Many of the people on Mafia depend on fishing to make their living. Though the whale sharks aren’t caught to eat, de Villiers says they are targeted.
Whale sharks are filter feeders and eat zooplankton, the same food as small fish, so they are often found in the same place. Larger fish go after those fish. Locals will often follow the whale sharks and place nets around them to get to the other fish. According to de Villiers, the sharks are then forced out of the nets, usually beaten with blunt objects but sometimes slashed and cut with knives.
Mafia Island isn’t the only place where the sharks are under threat. According to the Shark Research Institute, poaching occurs in Mozambique, where large numbers gather off the coast. In addition, whale sharks, like other sharks, fall victim to floating gill nets and longline fishing. Often the valuable fins are removed, while the rest of the shark is thrown back in the water to die.
In 2002 whale sharks were placed on Appendix II of the Convention on International Trade in Endangered Species (CITES), a United Nations Treaty Organization. The listing requires that member nations of CITES monitor international trade in whale shark products and ensure that trade does not threaten survival of the species.
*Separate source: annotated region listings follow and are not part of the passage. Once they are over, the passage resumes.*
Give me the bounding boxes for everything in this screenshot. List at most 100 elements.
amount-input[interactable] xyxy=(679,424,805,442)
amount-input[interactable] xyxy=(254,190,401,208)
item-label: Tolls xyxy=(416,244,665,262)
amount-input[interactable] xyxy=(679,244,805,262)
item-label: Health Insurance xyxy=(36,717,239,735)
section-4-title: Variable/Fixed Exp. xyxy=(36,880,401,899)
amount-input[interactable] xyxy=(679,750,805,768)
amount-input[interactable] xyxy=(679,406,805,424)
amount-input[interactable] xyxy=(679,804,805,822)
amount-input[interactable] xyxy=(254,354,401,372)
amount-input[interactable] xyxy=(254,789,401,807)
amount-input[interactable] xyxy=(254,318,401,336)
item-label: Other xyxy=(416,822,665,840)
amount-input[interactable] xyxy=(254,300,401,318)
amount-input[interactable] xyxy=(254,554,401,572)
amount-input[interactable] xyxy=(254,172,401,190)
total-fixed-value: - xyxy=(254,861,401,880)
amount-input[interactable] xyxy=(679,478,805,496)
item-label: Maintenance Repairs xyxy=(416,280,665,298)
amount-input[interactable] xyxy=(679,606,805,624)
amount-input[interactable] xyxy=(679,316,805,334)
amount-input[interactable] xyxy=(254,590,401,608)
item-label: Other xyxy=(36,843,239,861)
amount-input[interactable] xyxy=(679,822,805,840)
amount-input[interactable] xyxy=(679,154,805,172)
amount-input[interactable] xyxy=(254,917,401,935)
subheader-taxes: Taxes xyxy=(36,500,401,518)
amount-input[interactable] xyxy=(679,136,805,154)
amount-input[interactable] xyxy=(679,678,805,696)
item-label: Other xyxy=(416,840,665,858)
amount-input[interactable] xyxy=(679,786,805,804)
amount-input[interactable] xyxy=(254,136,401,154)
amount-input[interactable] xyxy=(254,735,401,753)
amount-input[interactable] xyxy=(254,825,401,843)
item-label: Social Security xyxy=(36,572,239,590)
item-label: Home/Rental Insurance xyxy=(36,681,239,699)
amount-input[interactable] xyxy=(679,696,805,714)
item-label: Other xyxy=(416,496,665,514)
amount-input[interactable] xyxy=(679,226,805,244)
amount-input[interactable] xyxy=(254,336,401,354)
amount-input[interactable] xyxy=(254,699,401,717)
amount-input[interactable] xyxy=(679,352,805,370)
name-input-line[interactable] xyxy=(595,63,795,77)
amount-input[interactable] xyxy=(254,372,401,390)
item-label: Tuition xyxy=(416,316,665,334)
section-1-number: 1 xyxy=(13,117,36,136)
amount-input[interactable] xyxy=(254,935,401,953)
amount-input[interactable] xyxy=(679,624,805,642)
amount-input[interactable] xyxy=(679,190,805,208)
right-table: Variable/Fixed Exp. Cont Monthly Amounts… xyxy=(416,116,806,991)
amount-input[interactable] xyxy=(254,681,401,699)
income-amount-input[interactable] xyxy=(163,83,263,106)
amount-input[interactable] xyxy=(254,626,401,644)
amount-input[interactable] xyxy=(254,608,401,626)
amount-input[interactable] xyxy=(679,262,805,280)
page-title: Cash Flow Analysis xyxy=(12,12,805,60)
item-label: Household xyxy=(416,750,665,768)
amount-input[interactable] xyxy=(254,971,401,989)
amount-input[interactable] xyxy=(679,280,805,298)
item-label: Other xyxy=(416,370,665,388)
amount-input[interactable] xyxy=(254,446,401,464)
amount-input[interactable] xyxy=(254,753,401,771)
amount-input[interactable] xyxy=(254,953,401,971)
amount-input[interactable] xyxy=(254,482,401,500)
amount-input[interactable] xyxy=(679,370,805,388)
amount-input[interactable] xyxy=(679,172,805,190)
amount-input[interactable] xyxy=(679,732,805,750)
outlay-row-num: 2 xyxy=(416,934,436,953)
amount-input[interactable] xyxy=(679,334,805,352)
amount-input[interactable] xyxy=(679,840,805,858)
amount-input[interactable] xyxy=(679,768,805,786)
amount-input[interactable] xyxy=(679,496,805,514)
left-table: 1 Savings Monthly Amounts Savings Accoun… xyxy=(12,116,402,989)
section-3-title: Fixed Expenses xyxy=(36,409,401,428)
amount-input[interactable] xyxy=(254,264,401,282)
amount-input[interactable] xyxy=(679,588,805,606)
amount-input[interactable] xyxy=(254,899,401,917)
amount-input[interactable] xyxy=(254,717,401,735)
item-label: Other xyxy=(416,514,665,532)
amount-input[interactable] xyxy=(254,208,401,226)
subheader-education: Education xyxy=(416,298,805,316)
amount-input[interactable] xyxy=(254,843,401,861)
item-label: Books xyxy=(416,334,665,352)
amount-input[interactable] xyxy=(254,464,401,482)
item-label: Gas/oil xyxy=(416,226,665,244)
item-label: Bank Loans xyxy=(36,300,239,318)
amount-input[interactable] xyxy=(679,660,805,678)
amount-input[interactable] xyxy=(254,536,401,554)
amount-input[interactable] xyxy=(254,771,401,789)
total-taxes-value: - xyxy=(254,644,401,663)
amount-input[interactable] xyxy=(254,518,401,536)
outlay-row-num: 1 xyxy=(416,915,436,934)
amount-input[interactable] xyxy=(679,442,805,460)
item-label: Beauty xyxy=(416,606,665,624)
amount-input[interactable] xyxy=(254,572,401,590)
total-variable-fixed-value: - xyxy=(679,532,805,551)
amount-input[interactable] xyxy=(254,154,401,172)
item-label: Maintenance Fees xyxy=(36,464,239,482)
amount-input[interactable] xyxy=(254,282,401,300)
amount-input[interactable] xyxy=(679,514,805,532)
They’re also listed on Appendix II of the Convention on Migratory Species, also known as the Bonn Convention. Whale sharks are protected in some areas, including Honduras, India, Mexico, the Maldives, South Africa the Philippines, and along the eastern coast of the United States.
Though he was key in getting WHASCOS off the ground, de Villiers, a biologist and dive master who owns one of the five resorts on Mafia, was pushed to establish the Society by others. “One of the local fishers, Libe Mokoki, has been trying to raise awareness about the whale sharks for some time and had badgered everyone on and off about the sharks and the need to do something to protect them,” de Villiers says.
WHASCOS has continued this work, educating fishing villages about the giant sea creature and how it can benefit them. The Society is also working with an American shark research biologist to train monitors and tag the sharks, as well as collaborating with a number of other organizations, including the World Wildlife Fund (WWF), the local District Commissioner, and the Mafia Island Marine Park.
Sylvester Kazimoto, the Society’s chairperson, is concerned about whale shark tours and the lack of direction around conduct during the tours. With the number of excursions still low, de Villiers believes there isn’t much of a problem yet. Collisions between boats and sharks are rare, and since both move at slow speeds, they tend to be minor. Still, he’d like to figure out how to avoid them completely.
Regarding tourist conduct, de Villiers says, many people jump in the water and chase after the sharks, which then swim away—the last thing tourists and tour operators want. “Once the swimmers tire they often find that the animals come to them and stay around, and they have a much more rewarding experience.”
As WHASCOS continues to train tour operators, they in turn will show tourists how to approach whale sharks and everyone will benefit, including the fish.